La soeur Ursule faisait de bons sommes, abandonnait le soir les deux jeunes gens pour aller au salut, surveillait la nourrice, déjeunait et dînait largement, avec une bonhomie souriante; et sa grande joie enfantine était qu'on lui servît de la salade de pissenlits. Elle fredonnait alors, de sa grosse voix, avec un sourire sur sa figure sans âge, une chanson de son pays qui se rapportait à cela.

Un soir elle s'en alla, payée pour son couvent, et contente.

Tous les jours, sur la recommandation du médecin, on pesait la petite. Quelques grammes de plus accusés par l'aiguille sur le cadran, remplissaient de joie André, et Toinette debout et rétablie.

La nourrice n'était plus pâle; arrivée de son pays exténuée et taciturne, elle reprenait des forces, des couleurs.

Toinette faisait la toilette de la petite, et lui donnait des bains: l'enfant y témoignait un calme heureux, des battements de bras, et dans les yeux étonnés le reflet d'une joie animale.

Mais une maternité violente s'était emparée de Toinette, au point de frapper et de peiner son mari. Il semblait n'être plus rien à sa femme. S'il lui parlait, elle était distraite ou désobéissante. Pour son enfant, elle avait des crises de tendresse, des étouffements de baisers, qui marquaient en rouge dans la cire moite du petit visage; et André reconnaissait, avec malaise, chez sa femme, une brusque apparition de l'hérédité maternelle, croyait revoir Mme Rosin, si férue de son Alphonse. Il restait troublé devant cette manifestation physiologique où la volonté de sa femme n'était pour rien, et qui l'envahissait et la dominait toute.

Cela allait jusqu'à énerver Toinette si son mari prenait l'enfant. Elle était pleine de défiance; il la tenait mal. Longtemps elle resta bouleversée ainsi, s'étonnant d'être devenue mauvaise; puis, au bout d'un ou deux mois, ces fâcheuses dispositions cessèrent; elle reparut bonne et tendre, se laissa reprendre, câline, aux bras d'André.

* * * * *

Mme de Mercy, discrète, étant rentrée dans l'ombre, Toinette accepta le sacrifice de sa belle-mère, les mille francs nouveaux dont elle se priverait pour eux. Il fallut, trois mois après, payer le médecin, le pharmacien.

André apprit alors qu'il ne restait rien des dix mille francs que lui avait donnés sa mère; et qu'elle-même, vaillante pour les grandes choses, si elle défaillait souvent pour les petites, avait déboursé plus de deux mille francs à elle, prélevés sur le maigre capital qu'elle possédait.

Elle en parla froidement, noblement. Mais l'avenir de misère n'en était pas moins là, menaçant.

«Mon Dieu! disait-elle tout bas, pourvu qu'ils n'aient pas de sitôt un enfant!»

Voeu légitime, mais ingénument absurde.

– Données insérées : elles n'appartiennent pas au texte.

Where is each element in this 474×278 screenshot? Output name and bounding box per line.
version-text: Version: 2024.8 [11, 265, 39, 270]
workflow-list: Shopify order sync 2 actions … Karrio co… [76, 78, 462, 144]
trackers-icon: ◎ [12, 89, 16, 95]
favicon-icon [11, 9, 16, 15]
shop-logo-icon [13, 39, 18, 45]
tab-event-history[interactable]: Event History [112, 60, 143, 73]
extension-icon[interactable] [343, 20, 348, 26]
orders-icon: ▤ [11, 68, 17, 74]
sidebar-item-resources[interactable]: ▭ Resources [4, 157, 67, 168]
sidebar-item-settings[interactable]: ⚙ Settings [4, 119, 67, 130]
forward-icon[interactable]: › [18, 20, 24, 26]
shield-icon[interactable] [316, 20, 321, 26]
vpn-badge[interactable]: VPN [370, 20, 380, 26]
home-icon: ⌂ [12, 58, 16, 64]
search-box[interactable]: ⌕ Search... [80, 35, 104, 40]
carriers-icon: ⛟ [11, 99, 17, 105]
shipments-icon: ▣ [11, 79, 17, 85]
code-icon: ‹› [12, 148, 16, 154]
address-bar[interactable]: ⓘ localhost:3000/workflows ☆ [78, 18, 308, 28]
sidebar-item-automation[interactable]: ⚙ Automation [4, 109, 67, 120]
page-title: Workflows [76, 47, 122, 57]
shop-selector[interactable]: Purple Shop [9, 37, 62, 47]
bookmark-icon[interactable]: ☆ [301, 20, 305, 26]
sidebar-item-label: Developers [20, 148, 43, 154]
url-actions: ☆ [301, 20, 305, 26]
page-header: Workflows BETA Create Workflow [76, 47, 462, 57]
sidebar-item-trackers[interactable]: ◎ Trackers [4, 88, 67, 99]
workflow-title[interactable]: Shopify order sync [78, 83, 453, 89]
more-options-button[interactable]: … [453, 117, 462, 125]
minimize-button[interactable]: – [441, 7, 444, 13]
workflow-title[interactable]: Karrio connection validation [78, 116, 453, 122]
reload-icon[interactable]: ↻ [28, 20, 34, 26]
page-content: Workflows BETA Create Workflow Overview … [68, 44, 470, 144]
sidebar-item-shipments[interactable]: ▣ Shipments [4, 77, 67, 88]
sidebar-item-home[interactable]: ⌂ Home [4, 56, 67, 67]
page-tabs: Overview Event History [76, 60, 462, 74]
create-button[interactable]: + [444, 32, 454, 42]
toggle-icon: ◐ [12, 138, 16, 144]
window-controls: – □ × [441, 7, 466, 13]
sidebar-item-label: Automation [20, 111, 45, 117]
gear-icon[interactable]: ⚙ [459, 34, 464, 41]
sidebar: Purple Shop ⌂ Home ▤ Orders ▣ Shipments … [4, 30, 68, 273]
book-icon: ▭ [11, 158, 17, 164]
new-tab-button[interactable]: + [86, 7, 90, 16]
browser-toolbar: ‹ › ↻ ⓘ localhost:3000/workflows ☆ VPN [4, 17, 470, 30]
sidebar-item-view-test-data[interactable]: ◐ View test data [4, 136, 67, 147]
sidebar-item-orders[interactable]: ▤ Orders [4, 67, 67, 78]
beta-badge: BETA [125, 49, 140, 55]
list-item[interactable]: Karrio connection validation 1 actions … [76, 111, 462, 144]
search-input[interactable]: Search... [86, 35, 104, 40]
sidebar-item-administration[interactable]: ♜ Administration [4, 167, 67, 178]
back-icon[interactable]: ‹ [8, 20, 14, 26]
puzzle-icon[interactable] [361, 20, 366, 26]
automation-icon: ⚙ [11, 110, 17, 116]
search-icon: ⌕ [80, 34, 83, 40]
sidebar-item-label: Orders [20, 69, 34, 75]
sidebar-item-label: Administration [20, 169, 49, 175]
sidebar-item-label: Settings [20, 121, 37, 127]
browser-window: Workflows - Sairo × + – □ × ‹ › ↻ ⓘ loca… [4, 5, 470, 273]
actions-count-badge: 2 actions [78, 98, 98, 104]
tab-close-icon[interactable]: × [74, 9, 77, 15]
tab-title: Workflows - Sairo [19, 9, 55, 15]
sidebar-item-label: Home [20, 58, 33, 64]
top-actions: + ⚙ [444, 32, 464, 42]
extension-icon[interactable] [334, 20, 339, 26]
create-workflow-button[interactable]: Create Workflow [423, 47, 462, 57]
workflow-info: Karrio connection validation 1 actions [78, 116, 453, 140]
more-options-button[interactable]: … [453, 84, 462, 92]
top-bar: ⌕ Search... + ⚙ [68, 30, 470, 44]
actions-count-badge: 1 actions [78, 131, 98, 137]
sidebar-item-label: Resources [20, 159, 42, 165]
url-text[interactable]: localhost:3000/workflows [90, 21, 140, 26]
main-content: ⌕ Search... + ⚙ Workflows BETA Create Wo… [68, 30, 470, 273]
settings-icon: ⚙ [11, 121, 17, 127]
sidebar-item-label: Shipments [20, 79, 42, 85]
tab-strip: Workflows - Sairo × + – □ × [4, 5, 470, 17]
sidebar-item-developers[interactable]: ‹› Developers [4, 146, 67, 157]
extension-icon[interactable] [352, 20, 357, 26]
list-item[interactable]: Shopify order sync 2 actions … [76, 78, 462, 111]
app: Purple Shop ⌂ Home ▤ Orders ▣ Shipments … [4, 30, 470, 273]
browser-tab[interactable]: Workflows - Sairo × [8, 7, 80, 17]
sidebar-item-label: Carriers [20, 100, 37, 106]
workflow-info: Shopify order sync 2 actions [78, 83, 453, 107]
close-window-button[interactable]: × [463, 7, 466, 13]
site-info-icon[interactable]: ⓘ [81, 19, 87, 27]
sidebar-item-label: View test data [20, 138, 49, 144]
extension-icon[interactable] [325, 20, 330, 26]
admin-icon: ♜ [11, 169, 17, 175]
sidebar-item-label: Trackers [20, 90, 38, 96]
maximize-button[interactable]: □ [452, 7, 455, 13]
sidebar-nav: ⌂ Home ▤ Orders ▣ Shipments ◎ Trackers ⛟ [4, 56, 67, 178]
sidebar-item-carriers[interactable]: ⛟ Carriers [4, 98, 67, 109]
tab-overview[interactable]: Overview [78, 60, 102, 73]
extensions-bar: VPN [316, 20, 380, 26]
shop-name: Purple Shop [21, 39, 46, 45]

Les jeunes gens, mariés de la veille, se priveraient-ils donc à jamais de s'aimer? fermeraient-ils leurs lèvres? desserreraient-ils leurs bras? seraient-ils, dans leur propre maison, des étrangers l'un à l'autre?

André, bien des fois, l'avait trouvée horrible et contre nature cette peur bourgeoise des enfants, et quand sa mère tout bas lui dit:

--Mon Dieu! puissiez-vous n'en pas avoir pendant quelques années!

... André, tout homme et expérimenté qu'il fût, ouvrit de grands yeux clairs, puis baissa la tête, et il lui sembla que sa mère et lui, sans le vouloir, remuaient des choses louches. Il rougit, et riant:

--Ah! ça, vois-tu, on n'y peut rien...

Mme de Mercy faillit répondre, puis elle se tut, tant la matière était pénible et délicate.

Ses craintes n'étaient que trop justifiées. Trois mois, après la naissance du premier enfant, Toinette redevint enceinte.

De ce jour, ils prirent le grand parti de déménager, d'habiter un appartement moins cher, éloigné.